Oklahoma Medical Research Foundation Vice President of Clinical Affairs Judith James, M.D., Ph.D., U.S. Sen. Markwayne Mullin, and OMRF President Andrew Weyrich, Ph.D.

The Oklahoma Medical Research Foundation on Thursday welcomed U.S. Sen. Markwayne Mullin (R-OK) for updates on work at the Oklahoma City-based nonprofit biomedical research institute.
Mullin met with OMRF President Andrew Weyrich, Ph.D., and scientists from two of the foundation’s research programs.
OMRF Vice President of Clinical Affairs Judith James, M.D., Ph.D., briefed Mullin on the foundation’s tribal partnerships and the impact of federal funding at OMRF. A board-certified rheumatologist and member of the National Academy of Medicine, James supports a range of research collaborations with tribal communities as program director of Oklahoma Shared Clinical and Translational Resources (OSCTR).

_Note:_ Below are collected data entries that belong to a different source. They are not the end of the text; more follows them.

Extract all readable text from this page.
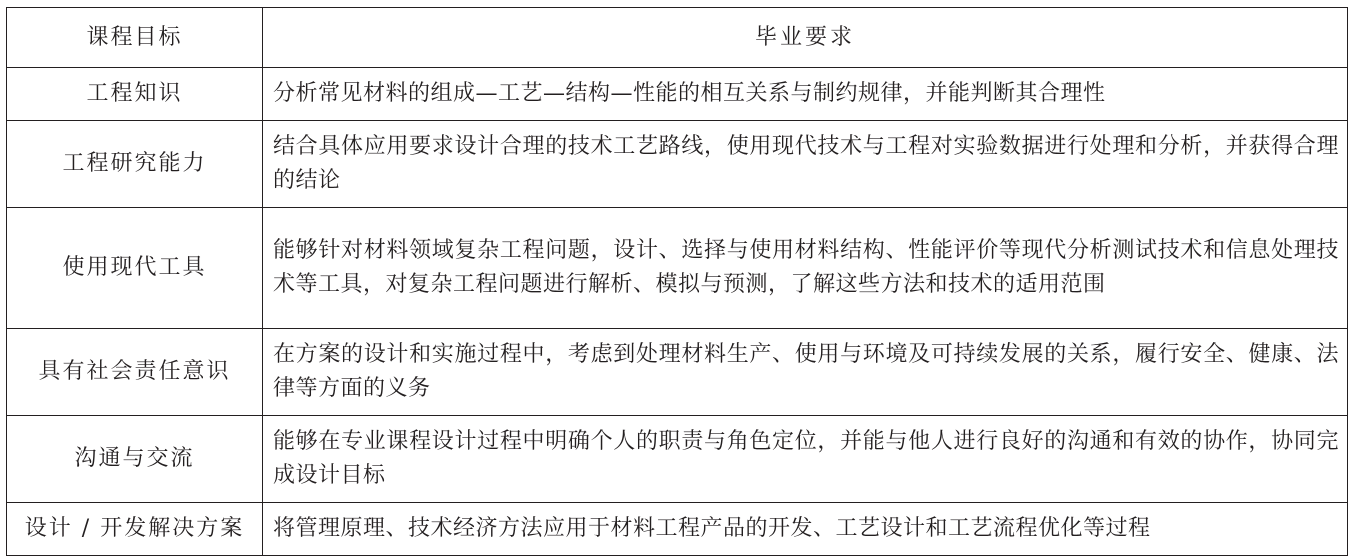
课程目标	毕业要求
工程知识	分析常见材料的组成—工艺—结构—性能的相互关系与制约规律，并能判断其合理性
工程研究能力	结合具体应用要求设计合理的技术工艺路线，使用现代技术与工程对实验数据进行处理和分析，并获得合理的结论
使用现代工具	能够针对材料领域复杂工程问题，设计、选择与使用材料结构、性能评价等现代分析测试技术和信息处理技术等工具，对复杂工程问题进行解析、模拟与预测，了解这些方法和技术的适用范围
具有社会责任意识	在方案的设计和实施过程中，考虑到处理材料生产、使用与环境及可持续发展的关系，履行安全、健康、法律等方面的义务
沟通与交流	能够在专业课程设计过程中明确个人的职责与角色定位，并能与他人进行良好的沟通和有效的协作，协同完成设计目标
设计 / 开发解决方案	将管理原理、技术经济方法应用于材料工程产品的开发、工艺设计和工艺流程优化等过程
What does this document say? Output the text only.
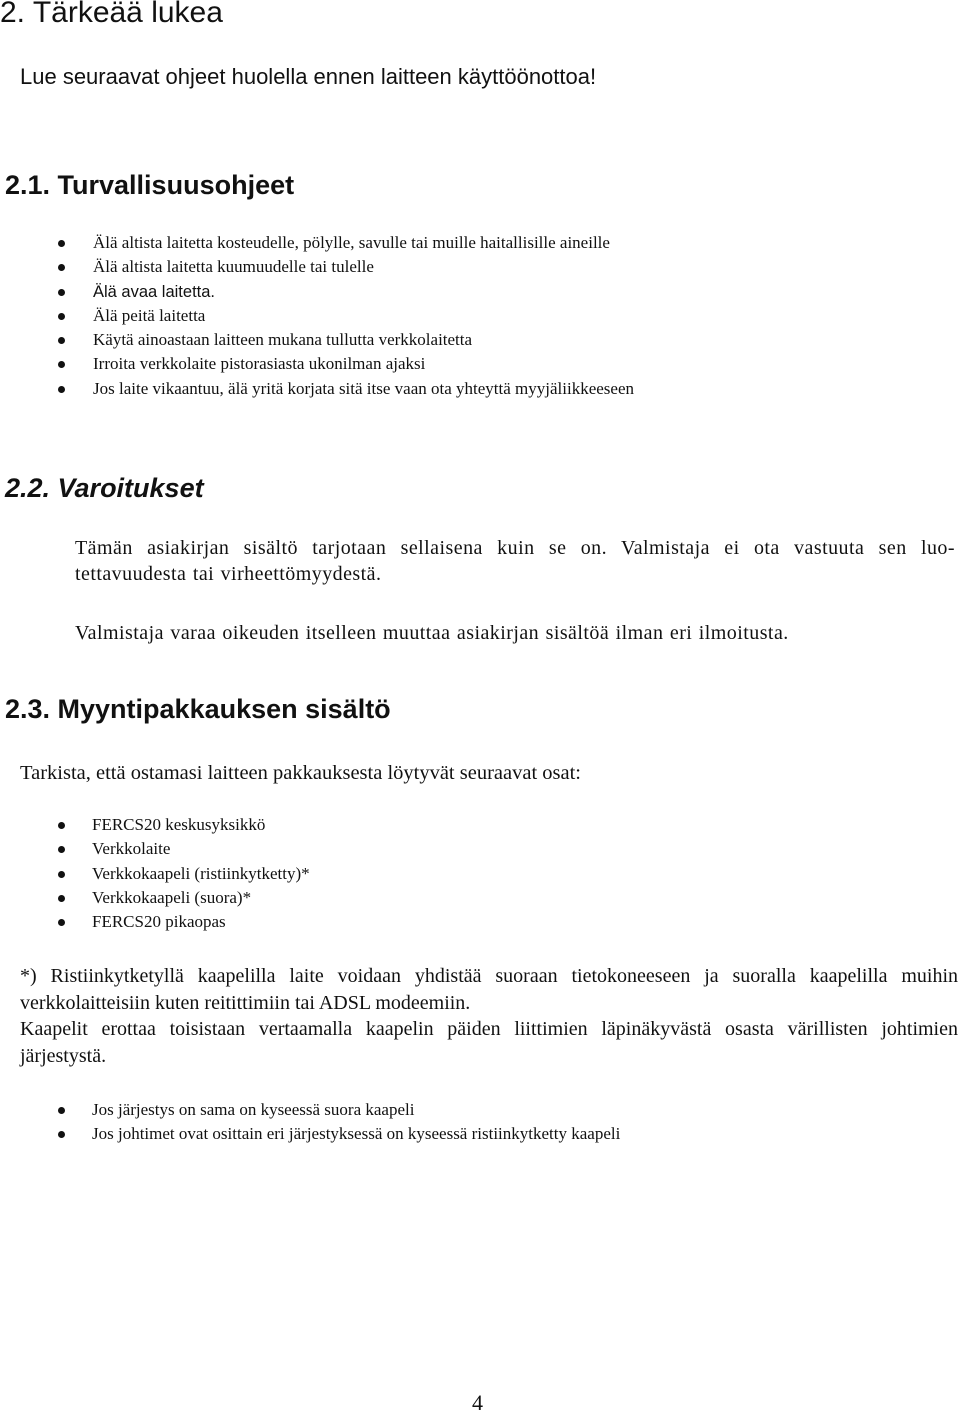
2. Tärkeää lukea
Lue seuraavat ohjeet huolella ennen laitteen käyttöönottoa!
2.1. Turvallisuusohjeet
Älä altista laitetta kosteudelle, pölylle, savulle tai muille haitallisille aineille
Älä altista laitetta kuumuudelle tai tulelle
Älä avaa laitetta.
Älä peitä laitetta
Käytä ainoastaan laitteen mukana tullutta verkkolaitetta
Irroita verkkolaite pistorasiasta ukonilman ajaksi
Jos laite vikaantuu, älä yritä korjata sitä itse vaan ota yhteyttä myyjäliikkeeseen
2.2. Varoitukset
Tämän asiakirjan sisältö tarjotaan sellaisena kuin se on. Valmistaja ei ota vastuuta sen luo-tettavuudesta tai virheettömyydestä.
Valmistaja varaa oikeuden itselleen muuttaa asiakirjan sisältöä ilman eri ilmoitusta.
2.3. Myyntipakkauksen sisältö
Tarkista, että ostamasi laitteen pakkauksesta löytyvät seuraavat osat:
FERCS20 keskusyksikkö
Verkkolaite
Verkkokaapeli (ristiinkytketty)*
Verkkokaapeli (suora)*
FERCS20 pikaopas
*) Ristiinkytketyllä kaapelilla laite voidaan yhdistää suoraan tietokoneeseen ja suoralla kaapelilla muihin verkkolaitteisiin kuten reitittimiin tai ADSL modeemiin.
Kaapelit erottaa toisistaan vertaamalla kaapelin päiden liittimien läpinäkyvästä osasta värillisten johtimien järjestystä.
Jos järjestys on sama on kyseessä suora kaapeli
Jos johtimet ovat osittain eri järjestyksessä on kyseessä ristiinkytketty kaapeli
4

OSCTR program members, which include the Cherokee, Chickasaw, and Choctaw Nations, the Southern Plains Tribal Health Board, and others, are working to accelerate research and patient access to treatments for conditions that disproportionately affect tribal and rural populations.
Mullin met with Aging and Metabolism Research Program Chair Benjamin Miller, Ph.D., who is studying the biological process of aging with the goal of extending the number of healthy years in a person’s life. Miller updated Mullin on OMRF’s research partnerships with the Oklahoma City Veterans Affairs Medical Center and the University of Oklahoma Health Sciences Center.
“Support for biomedical research is critical for the health of our country,” said Mullin. “Scientists at OMRF are doing important work in areas including cancer, Alzheimer’s disease, autoimmune conditions and opioid abuse. Advances made by Oklahomans here impact every American.”
In his meeting with Mullin, Weyrich shared a brief history of OMRF, which was founded in 1946 and opened its doors four years later thanks to donations from more than 7,500 Oklahomans. Today, the foundation has nearly 500 staff members and scientists across more than 50 labs. OMRF’s discoveries have yielded hundreds of patents and three life-saving drugs available in hospitals and clinics worldwide.
“It was an honor to welcome Sen. Mullin to OMRF and introduce him to Oklahoma’s medical research foundation,” said Weyrich. “Oklahoma’s U.S. senators have a longstanding commitment to biomedical research. Their support for OMRF’s scientists and our mission of making discoveries that make a difference has changed and saved lives.”